The mom we travel with to Hawaii is Rick's stepmom, and we love her dearly.  She is truly the nicest lady, and she loves her stepsons very much.  She deserves a trip to Hawaii every year.  My stepdad is sitting here in our living room right now, watching the Olympics with Rick.  He and mom moved less than a mile from our house in 1980, and we see my stepdad every single day, when we aren't on vacation.  He takes care of our cats when we travel, and we take care of his cat, when he, the dog and the motorhome head to Georgia for a long visit with his own 3 daughters.  

My mom had three girls, he had three girls, and all of us have known one another forever, because, and this may put a smile on your face, we are all step-cousins, as well as step-sisters.  My mom married my dad's step-brother back in 1976.  It's a long story, and very soap opera-like.  Anyway, his oldest daughter is my age, and we are great friends, and his middle daughter is a very close friend of my youngest sister (they are now 50 years old).


----------



## Ginny (Mar 3, 2010)

Dear Marilyn, please add my condolences to the others, and join in on the TUG group hug as you move through the next year of finding yourself.
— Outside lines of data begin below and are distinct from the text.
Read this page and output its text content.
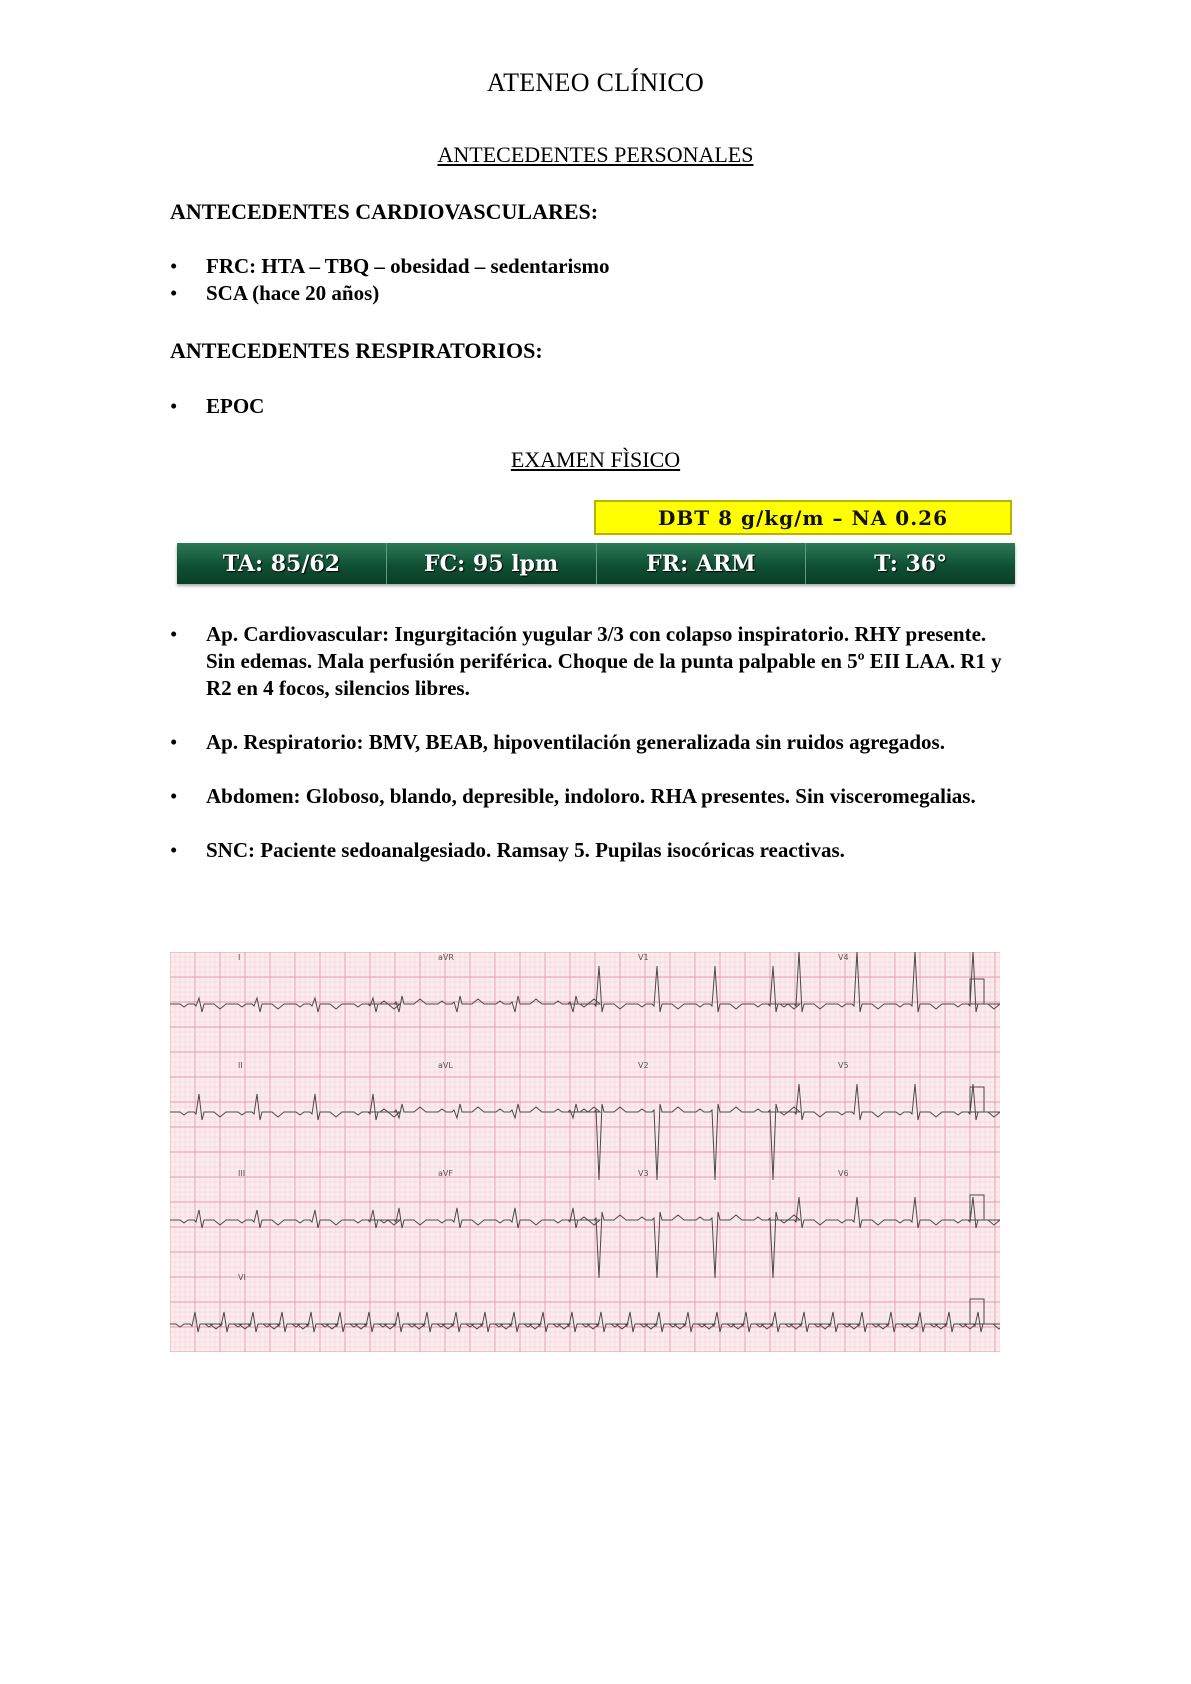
ATENEO CLÍNICO
ANTECEDENTES PERSONALES
ANTECEDENTES CARDIOVASCULARES:
• FRC: HTA – TBQ – obesidad – sedentarismo
• SCA (hace 20 años)
ANTECEDENTES RESPIRATORIOS:
• EPOC
EXAMEN FÌSICO
DBT 8 g/kg/m – NA 0.26
TA: 85/62	FC: 95 lpm	FR: ARM	T: 36°
• Ap. Cardiovascular: Ingurgitación yugular 3/3 con colapso inspiratorio. RHY presente. Sin edemas. Mala perfusión periférica. Choque de la punta palpable en 5º EII LAA. R1 y R2 en 4 focos, silencios libres.
• Ap. Respiratorio: BMV, BEAB, hipoventilación generalizada sin ruidos agregados.
• Abdomen: Globoso, blando, depresible, indoloro. RHA presentes. Sin visceromegalias.
• SNC: Paciente sedoanalgesiado. Ramsay 5. Pupilas isocóricas reactivas.
I	aVR	V1	V4
II	aVL	V2	V5
III	aVF	V3	V6
VI
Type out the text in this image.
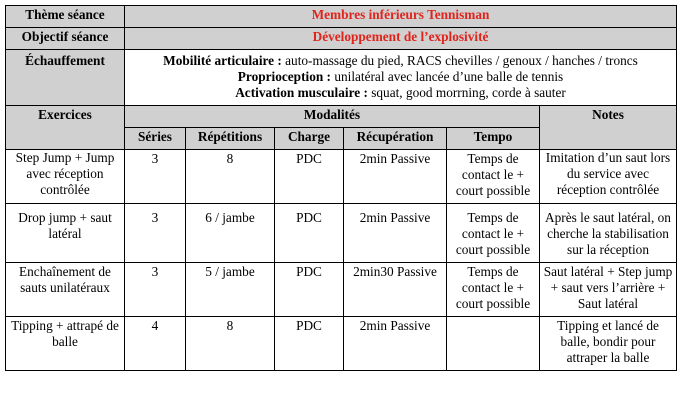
Thème séance	Membres inférieurs Tennisman					
Objectif séance	Développement de l’explosivité					
Échauffement	Mobilité articulaire : auto-massage du pied, RACS chevilles / genoux / hanches / troncs
Proprioception : unilatéral avec lancée d’une balle de tennis
Activation musculaire : squat, good morrning, corde à sauter					

Exercices	Modalités					Notes
	Séries	Répétitions	Charge	Récupération	Tempo	
Step Jump + Jump avec réception contrôlée	3	8	PDC	2min Passive	Temps de contact le + court possible	Imitation d’un saut lors du service avec réception contrôlée
Drop jump + saut latéral	3	6 / jambe	PDC	2min Passive	Temps de contact le + court possible	Après le saut latéral, on cherche la stabilisation sur la réception
Enchaînement de sauts unilatéraux	3	5 / jambe	PDC	2min30 Passive	Temps de contact le + court possible	Saut latéral + Step jump + saut vers l’arrière + Saut latéral
Tipping + attrapé de balle	4	8	PDC	2min Passive		Tipping et lancé de balle, bondir pour attraper la balle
In a way, your posts help us all, as you share how you are coping with your devastating loss, since we all may be there at some point in our lives. Love is a great mystery, and it sounds like you had a beautiful life together. I'm sorry your plans changed so unexpectedly. Cheers to the next phase!


----------



## DeniseM (Mar 3, 2010)

rickandcindy23 said:


> we are all step-cousins, as well as step-sisters.  My mom married my dad's step-brother back in 1976.  It's a long story, and very soap opera-like.



Sounds like my in-laws.  DH's mom and dad got a divorce and they married a divorced husband and wife.  So the kids are all step-brothers and sisters twice over, because step-mom and step-dad used to be married to each other!  You can imagine the drama!  At this point, almost no one speaks to anyone else!